Non-Purist Ingredients -You see them, but they shouldn't be on there
Hash Brown - Found it's way onto English plates after being introduced by Mickey D's as part of their breakfast and caught on.....like a virus
Steak - Introduced as part of the Tex-Mex revolution and to appear more american. Steak is too expensive a produce to qualify for an English Breakfast and is too heavy at that time of day.
Scrambled Eggs - Perfectly acceptable for breakfast but not on a full English. The idea of the Yoke on a fried or poached egg is to bring some liquid to the dish (same as the sauce, tomatoes and beans)
Chips / French Fries / Potato Waffles / Fried Potatoes - Often used to increase the volume of breakfast at low cost. Chips are not a breakfast item so technically by adding them to a Full English, you make it a brunch.

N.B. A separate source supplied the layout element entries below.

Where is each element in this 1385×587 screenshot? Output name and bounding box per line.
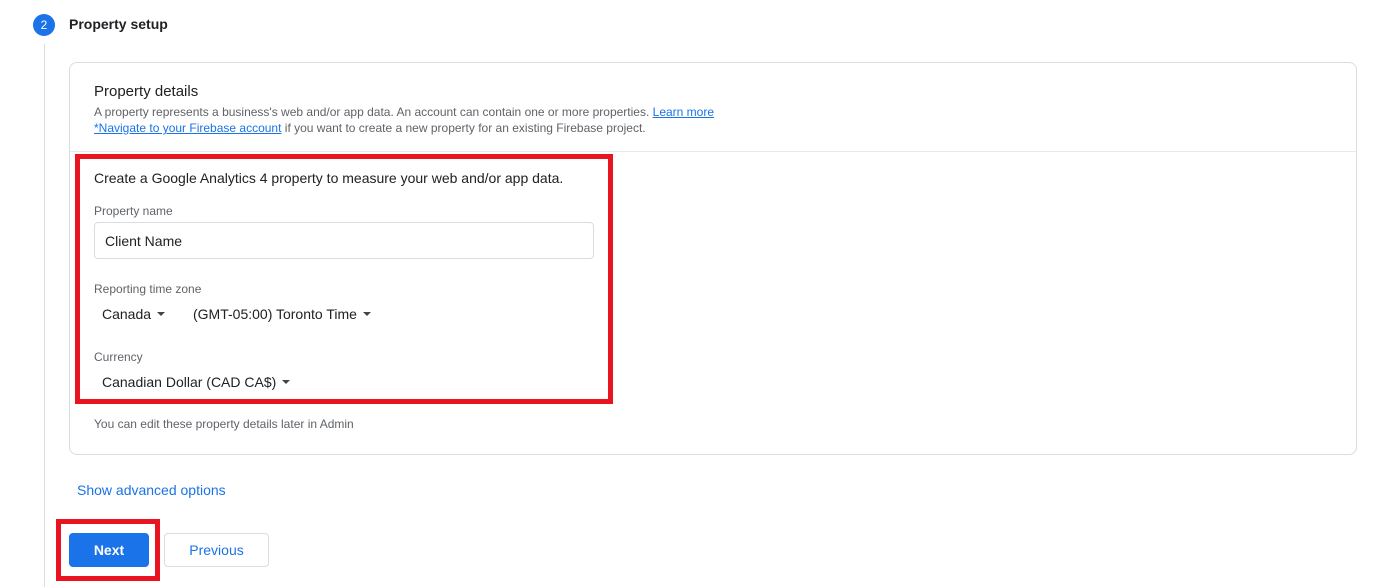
card-description: A property represents a business's web a…	[94, 104, 714, 136]
time-zone-dropdown[interactable]: (GMT-05:00) Toronto Time	[193, 306, 371, 322]
card-header: Property details A property represents a…	[70, 63, 1356, 152]
learn-more-link[interactable]: Learn more	[653, 105, 714, 119]
edit-later-note: You can edit these property details late…	[94, 417, 354, 431]
currency-value: Canadian Dollar (CAD CA$)	[102, 374, 277, 390]
caret-down-icon	[157, 312, 166, 317]
card-description-text: A property represents a business's web a…	[94, 105, 650, 119]
card-description-line-2: *Navigate to your Firebase account if yo…	[94, 120, 714, 136]
property-setup-page: 2 Property setup Property details A prop…	[0, 0, 1385, 587]
step-title: Property setup	[69, 16, 168, 32]
card-description-line-1: A property represents a business's web a…	[94, 104, 714, 120]
property-name-input[interactable]	[94, 222, 594, 259]
caret-down-icon	[362, 312, 371, 317]
step-number-badge: 2	[33, 14, 55, 36]
currency-label: Currency	[94, 350, 143, 364]
caret-down-icon	[282, 380, 291, 385]
previous-button[interactable]: Previous	[164, 533, 269, 567]
property-details-card: Property details A property represents a…	[69, 62, 1357, 455]
show-advanced-options-link[interactable]: Show advanced options	[77, 482, 226, 498]
time-zone-value: (GMT-05:00) Toronto Time	[193, 306, 357, 322]
property-name-label: Property name	[94, 204, 173, 218]
country-value: Canada	[102, 306, 152, 322]
currency-dropdown[interactable]: Canadian Dollar (CAD CA$)	[102, 374, 291, 390]
next-button[interactable]: Next	[69, 533, 149, 567]
firebase-description-text: if you want to create a new property for…	[281, 121, 646, 135]
time-zone-label: Reporting time zone	[94, 282, 202, 296]
firebase-account-link[interactable]: *Navigate to your Firebase account	[94, 121, 281, 135]
country-dropdown[interactable]: Canada	[102, 306, 166, 322]
card-title: Property details	[94, 83, 199, 100]
intro-text: Create a Google Analytics 4 property to …	[94, 170, 564, 186]
step-connector-line	[44, 44, 45, 587]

Pancakes - Because they're only for Shrove Tuesday / Pancake Day, not for breakfast
And there you have it, the makings of a Great British Staple that powered an Empire. As long as you have the sausage, bacon, egg and bread (you always have sauce and butter in the pantry in the UK) you can have a good breakfast. Arguably you should always either have beans or tomatoes to prevent the breakfast being dry and mushrooms only miss the core spot due to a reasonable percentage of the population not liking their texture.
A perfect Full English should always be served at the table with Tomato & Brown Sauces, Salt & Pepper, a pile of bread, butter, Orange Marmalade, Strawberry Jam, a pot of English Breakfast Tea and a glass of pure Orange Juice.
The GBB also comes in various "Specialist" versions including Vegetarian where the bacon, sausage and even black pudding can be acquired in Plant Based versions. Breakfast in a bun is basically all core ingredients encased in a bread roll for them breakfast on the run.
The Carb-conscious Full English came about by the absolute revelation that a Full English cold make you thin, well advertised by Mr Atkins and his famous and originally named carbohydrate shunning diet "The Atkins". Just stick with sausage, egg, bacon, mushrooms and black pudding and watch the weight literally drop off (along with your health probably).
My personal favourite The All-Day Breakfast which allows you to sleep late on the weekend and still kill your hangover form the excesses of the previous night with a Full English down "The Caf" at 11am (at which point I have been known to add chips to my meal).
You can even get Full English in a frozen ready meal (not advisable) and even by the miracle of modern gastronomy, in a tin can, which is basically the same idea as meatballs in a can but with baked beans, chopped hot-dog sausages and something similar to bacon (it's not bacon). So wherever & whenever you get the craving for the titan of all breakfast, you're simply minutes away.
The reason I think the GBB is the greatest dish on earth is that there is no star of the show ingredient, they all play their part as well as the cast of a Richard Curtis Movie. It's infinitely configurable to your personal taste without blowing it's integrity, it's enjoyed by the most humble of Brits through to the Royal Family and it requires little technical skill or equipment to create. I'm struggling to think of another dish which achieves all of that and has done for the last 600+ years.
If you've read this far, thanks for indulging us and I hope, if you're not already a convert, you'll learn to love the Great British Breakfast in all it's guises. If you're slightly fanatical about the GBB, don't miss our other posts on the Irish Breakfast, The Full Scottish and the Welsh Breakfast.
This has made me feel quite peckish.